Our team was ready to bring Samuel's dream to life.
Before I head further into the details of the project, I want to go back to a memory which started it all. I started Creventive during my time in High School. While most kids were playing basketball, football, I was running my own business.
My school didn't offer classes to help me with the career I wanted to pursue. We weren't fortunate enough to have art. This lead me to pursuing workshops/classes outside of school. Then I found: Stan Winston School of Character Arts.
It was the perfect medium for learning all aspects of character creation and practical effects. I was finally learning the skill sets I needed to know from some of the best in the industry.
One day Stan Winston School posted about one of their latest partnerships with Magic Wheelchair & the rest was history.
Immediately after seeing the promo, I signed up to volunteer, a few months later...I got the call and began work with Samuel and his family.
The entire process began with fundraising. Between our online campaign, and going door-to-door throughout the Chicagoland area, we are so grateful to have raised a total of $1759.00 from our $1500 goal!
From there, I had multiple meetings with Samuel's family to work on concepts with the rockstar himself. We began with taking measurements of the wheelchair to get an idea of the size and how the costume would attach to his chair. I also went through different examples & references of the cars, and even drew some concepts on-spot.
From there, my teammates & I went on multiple supplies runs to get all the materials together for our project.
Once we had all the materials, we began construction. Our original plan was to use l-200 foam, patterned directly off a Teenage Mutant Ninja Turtle toy van. Unfortunately this did not work out, and we had to restart entirely.

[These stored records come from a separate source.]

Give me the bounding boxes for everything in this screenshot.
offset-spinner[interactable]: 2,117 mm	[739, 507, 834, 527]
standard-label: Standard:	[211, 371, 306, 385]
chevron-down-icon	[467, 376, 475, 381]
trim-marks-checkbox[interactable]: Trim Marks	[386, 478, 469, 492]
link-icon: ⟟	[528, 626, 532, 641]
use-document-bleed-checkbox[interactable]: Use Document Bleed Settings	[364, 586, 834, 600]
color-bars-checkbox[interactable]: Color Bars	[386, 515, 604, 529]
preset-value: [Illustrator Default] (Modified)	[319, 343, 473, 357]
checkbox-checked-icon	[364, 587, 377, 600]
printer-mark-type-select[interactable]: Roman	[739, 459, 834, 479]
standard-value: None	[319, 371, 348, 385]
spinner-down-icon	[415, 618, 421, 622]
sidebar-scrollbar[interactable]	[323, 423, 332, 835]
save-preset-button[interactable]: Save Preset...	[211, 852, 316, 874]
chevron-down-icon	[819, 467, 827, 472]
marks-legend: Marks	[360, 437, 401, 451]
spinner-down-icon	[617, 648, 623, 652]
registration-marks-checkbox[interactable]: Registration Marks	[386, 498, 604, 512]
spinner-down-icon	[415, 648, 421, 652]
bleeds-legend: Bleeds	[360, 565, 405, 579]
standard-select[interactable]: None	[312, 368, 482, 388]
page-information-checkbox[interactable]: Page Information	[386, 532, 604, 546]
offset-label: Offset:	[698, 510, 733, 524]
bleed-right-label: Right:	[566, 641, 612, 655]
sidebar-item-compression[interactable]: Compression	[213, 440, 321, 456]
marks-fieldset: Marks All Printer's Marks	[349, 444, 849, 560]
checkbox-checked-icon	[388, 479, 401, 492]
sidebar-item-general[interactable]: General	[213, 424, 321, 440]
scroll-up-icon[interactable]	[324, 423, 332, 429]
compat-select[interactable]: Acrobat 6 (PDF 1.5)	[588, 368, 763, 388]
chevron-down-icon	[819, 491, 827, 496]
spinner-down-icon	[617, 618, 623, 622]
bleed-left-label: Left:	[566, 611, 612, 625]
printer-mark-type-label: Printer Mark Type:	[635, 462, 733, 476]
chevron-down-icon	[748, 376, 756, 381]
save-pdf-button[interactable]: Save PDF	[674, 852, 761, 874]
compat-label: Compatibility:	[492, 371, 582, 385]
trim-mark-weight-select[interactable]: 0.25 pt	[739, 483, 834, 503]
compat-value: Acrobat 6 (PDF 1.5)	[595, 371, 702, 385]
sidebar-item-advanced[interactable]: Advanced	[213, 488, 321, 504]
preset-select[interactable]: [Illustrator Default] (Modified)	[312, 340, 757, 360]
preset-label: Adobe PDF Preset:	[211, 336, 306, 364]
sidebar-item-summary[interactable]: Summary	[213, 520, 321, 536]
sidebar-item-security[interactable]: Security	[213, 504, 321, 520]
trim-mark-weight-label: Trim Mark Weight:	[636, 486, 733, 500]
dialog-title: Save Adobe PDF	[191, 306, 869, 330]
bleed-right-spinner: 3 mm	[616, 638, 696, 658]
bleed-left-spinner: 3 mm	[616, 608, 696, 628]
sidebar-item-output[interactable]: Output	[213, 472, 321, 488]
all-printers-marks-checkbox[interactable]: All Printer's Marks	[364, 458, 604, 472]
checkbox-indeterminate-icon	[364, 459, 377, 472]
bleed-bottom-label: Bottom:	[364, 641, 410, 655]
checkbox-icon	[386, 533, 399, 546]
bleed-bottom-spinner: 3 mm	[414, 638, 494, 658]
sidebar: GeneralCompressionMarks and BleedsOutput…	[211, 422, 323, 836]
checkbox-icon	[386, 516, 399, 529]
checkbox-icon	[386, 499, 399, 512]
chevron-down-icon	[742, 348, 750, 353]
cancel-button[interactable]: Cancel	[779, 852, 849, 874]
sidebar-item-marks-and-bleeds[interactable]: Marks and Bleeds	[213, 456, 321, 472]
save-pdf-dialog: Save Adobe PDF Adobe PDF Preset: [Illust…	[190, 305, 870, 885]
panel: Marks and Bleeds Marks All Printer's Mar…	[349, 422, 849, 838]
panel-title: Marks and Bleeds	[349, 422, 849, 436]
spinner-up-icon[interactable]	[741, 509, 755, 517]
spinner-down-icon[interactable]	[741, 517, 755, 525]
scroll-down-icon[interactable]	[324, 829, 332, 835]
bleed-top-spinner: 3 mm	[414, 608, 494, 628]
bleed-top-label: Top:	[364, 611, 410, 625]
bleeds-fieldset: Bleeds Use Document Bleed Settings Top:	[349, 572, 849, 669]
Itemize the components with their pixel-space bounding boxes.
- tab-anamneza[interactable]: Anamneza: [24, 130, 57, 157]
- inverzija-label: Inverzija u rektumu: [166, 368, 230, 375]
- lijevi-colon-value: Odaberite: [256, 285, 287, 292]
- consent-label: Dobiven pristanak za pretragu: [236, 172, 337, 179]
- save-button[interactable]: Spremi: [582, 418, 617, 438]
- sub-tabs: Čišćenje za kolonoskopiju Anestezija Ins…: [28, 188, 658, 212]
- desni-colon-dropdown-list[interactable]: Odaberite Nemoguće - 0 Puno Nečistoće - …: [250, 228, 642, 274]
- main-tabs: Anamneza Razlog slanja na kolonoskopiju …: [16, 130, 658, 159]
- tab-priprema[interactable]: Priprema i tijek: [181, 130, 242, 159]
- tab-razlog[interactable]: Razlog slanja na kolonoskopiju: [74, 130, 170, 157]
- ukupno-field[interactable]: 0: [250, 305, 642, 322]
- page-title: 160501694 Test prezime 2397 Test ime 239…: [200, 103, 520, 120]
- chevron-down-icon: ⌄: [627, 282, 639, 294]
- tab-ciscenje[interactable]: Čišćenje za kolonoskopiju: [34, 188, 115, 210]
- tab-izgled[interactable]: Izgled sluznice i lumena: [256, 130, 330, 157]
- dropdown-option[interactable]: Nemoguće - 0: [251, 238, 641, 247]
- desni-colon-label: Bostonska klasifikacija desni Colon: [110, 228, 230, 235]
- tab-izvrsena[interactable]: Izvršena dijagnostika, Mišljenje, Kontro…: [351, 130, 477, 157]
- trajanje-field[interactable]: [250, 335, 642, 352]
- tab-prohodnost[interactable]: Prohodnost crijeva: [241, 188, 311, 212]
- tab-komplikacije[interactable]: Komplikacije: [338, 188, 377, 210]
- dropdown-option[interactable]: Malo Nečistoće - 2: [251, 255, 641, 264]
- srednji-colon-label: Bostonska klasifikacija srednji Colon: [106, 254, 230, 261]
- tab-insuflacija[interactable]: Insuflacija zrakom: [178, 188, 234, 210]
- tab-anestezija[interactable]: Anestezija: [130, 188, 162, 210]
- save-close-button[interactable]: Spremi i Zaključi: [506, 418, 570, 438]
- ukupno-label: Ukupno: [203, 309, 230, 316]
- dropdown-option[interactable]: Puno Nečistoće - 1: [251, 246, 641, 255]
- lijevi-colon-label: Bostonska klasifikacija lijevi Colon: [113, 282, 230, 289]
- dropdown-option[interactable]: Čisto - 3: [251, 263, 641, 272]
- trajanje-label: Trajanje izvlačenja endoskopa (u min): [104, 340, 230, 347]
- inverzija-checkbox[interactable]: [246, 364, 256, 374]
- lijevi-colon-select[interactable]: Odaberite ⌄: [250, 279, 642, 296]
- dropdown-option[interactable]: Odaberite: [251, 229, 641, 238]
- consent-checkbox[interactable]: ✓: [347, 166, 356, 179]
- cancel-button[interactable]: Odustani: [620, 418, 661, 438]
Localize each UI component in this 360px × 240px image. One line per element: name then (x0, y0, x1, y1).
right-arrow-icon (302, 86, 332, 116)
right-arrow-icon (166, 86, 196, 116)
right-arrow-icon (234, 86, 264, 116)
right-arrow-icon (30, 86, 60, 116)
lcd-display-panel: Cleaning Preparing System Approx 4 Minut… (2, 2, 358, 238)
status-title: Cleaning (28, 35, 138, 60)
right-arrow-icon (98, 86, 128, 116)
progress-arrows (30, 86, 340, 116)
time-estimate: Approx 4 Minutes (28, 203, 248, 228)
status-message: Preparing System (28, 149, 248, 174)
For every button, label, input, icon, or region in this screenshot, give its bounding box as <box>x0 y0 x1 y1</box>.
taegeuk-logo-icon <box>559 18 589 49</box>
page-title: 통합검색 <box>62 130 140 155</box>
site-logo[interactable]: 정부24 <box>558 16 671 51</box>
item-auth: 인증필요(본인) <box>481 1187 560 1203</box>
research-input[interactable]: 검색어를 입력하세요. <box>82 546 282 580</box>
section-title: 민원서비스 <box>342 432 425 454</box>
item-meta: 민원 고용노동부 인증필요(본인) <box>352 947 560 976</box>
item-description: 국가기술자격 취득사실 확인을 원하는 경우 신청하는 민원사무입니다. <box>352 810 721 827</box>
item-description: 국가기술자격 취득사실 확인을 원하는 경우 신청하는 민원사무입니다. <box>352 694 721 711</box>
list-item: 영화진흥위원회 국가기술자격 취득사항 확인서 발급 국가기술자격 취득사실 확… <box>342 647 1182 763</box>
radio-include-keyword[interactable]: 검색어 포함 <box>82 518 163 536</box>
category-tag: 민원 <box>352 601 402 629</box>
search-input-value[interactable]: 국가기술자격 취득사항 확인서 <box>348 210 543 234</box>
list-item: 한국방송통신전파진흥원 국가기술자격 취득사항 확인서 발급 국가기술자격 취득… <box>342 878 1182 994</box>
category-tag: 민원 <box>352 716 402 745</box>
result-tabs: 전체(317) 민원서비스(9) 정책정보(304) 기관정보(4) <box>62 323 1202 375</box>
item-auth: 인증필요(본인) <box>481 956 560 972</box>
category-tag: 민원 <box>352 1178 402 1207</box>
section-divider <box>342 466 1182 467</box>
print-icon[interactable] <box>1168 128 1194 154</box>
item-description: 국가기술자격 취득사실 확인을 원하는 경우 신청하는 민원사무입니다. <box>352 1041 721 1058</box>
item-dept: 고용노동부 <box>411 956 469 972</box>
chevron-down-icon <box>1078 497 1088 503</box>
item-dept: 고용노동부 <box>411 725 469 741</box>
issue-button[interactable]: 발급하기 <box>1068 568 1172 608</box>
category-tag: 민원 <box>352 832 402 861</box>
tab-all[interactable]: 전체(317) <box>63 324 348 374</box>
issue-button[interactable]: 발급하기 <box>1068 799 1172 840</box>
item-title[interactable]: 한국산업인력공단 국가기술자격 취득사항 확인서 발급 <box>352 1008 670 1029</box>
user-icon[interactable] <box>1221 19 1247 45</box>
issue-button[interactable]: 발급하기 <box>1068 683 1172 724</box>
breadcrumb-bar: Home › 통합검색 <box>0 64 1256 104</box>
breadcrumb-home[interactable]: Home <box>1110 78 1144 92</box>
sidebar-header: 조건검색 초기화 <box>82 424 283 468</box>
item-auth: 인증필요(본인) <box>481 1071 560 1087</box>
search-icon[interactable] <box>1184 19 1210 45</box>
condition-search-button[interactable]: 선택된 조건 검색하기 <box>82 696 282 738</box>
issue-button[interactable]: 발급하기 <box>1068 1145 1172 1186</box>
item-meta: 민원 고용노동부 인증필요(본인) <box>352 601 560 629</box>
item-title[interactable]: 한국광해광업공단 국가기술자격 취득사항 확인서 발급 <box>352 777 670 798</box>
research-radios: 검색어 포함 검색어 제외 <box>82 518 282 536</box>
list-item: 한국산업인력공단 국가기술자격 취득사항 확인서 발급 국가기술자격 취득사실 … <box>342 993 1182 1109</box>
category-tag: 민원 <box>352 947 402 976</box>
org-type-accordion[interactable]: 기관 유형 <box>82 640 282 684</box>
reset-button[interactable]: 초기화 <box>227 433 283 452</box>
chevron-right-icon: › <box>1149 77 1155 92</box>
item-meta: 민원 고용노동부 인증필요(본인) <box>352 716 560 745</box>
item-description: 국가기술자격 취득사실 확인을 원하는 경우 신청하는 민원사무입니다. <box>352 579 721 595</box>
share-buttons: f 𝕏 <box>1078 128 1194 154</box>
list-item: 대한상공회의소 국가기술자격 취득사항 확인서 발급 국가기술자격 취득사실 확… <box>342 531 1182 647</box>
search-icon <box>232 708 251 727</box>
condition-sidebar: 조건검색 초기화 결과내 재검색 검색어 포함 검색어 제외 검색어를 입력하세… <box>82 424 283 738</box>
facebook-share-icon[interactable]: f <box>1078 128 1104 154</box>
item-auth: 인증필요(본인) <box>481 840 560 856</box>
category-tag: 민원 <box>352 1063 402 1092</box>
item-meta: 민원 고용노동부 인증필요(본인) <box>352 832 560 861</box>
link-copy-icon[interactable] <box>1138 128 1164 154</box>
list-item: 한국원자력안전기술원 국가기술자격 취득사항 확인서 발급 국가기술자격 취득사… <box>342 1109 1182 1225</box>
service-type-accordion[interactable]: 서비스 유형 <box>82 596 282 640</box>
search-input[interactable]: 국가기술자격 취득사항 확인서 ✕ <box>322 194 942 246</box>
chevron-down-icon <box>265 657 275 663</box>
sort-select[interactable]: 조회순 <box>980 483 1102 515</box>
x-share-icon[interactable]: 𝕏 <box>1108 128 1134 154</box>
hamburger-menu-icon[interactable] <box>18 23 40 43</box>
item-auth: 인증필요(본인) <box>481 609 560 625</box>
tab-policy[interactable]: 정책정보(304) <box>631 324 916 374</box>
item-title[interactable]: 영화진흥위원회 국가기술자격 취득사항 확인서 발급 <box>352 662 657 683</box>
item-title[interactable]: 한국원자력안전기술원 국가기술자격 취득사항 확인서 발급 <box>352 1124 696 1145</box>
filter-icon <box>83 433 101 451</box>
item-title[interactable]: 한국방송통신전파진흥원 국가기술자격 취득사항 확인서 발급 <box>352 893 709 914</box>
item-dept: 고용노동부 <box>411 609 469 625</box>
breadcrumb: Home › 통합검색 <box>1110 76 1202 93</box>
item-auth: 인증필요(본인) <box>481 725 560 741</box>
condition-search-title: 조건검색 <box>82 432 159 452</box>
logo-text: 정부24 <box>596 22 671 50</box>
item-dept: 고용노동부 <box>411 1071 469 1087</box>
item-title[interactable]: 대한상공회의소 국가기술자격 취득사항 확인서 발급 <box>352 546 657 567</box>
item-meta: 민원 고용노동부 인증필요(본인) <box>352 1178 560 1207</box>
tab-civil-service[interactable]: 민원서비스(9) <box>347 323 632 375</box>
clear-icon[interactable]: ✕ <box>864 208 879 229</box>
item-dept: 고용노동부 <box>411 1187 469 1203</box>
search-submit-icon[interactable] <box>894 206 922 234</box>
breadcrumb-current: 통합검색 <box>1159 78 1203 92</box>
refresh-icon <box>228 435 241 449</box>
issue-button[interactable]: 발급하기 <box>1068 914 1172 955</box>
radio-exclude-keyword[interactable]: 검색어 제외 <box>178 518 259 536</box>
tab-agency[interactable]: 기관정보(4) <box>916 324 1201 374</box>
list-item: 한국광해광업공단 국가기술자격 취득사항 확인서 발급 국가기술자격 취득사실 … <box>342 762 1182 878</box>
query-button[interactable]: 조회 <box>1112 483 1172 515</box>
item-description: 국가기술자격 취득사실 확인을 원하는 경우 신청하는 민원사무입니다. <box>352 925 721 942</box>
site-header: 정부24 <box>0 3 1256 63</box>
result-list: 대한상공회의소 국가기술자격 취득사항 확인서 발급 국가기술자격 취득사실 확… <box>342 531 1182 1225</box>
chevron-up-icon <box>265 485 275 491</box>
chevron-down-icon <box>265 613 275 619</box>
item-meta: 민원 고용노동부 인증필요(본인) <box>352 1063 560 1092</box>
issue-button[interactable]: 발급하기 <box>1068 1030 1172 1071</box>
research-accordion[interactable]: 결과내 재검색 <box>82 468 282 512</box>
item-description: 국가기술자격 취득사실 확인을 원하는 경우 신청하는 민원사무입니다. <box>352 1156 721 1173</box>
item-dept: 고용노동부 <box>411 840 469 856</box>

We decided to chose a new material that would be lightweight and portable. We went with thin birch plywood with a PVC pipe structure along with many external elements to make his van POP.
The project took a total of 168hrs between conceptualization, patterning, construction, painting, and lots of trial and error.
I'm very grateful to Magic Wheelchair for the opportunity. Their team was responsive to my questions, would assist my needs, and were extremely receptive to my feedback.
Ryan Weimer spoke highly of leaving an impression. The reaction you get from a kiddo when they see their dream come to life is priceless...that couldn't be any more true.
For me, Magic Wheelchair was a chance to go back to my roots. It's why I started Creventive and made puppetry such a huge aspect of what I do.
Puppetry in particular gives so much heart and soul. Kids treat the puppets like they're human beings and the reactions you get are truly priceless...there's nothing quite like it.
Now, I had the chance to do that all over again on a much larger scale. Through meeting and working with people I would've never had the chance to without this, making memories that will last a lifetime.
I am extremely grateful for our entire community for joining Creventive on this journey for bringing Samuel's dream to life, and hope to continue to be involved in great causes like Magic Wheelchair for many years to come.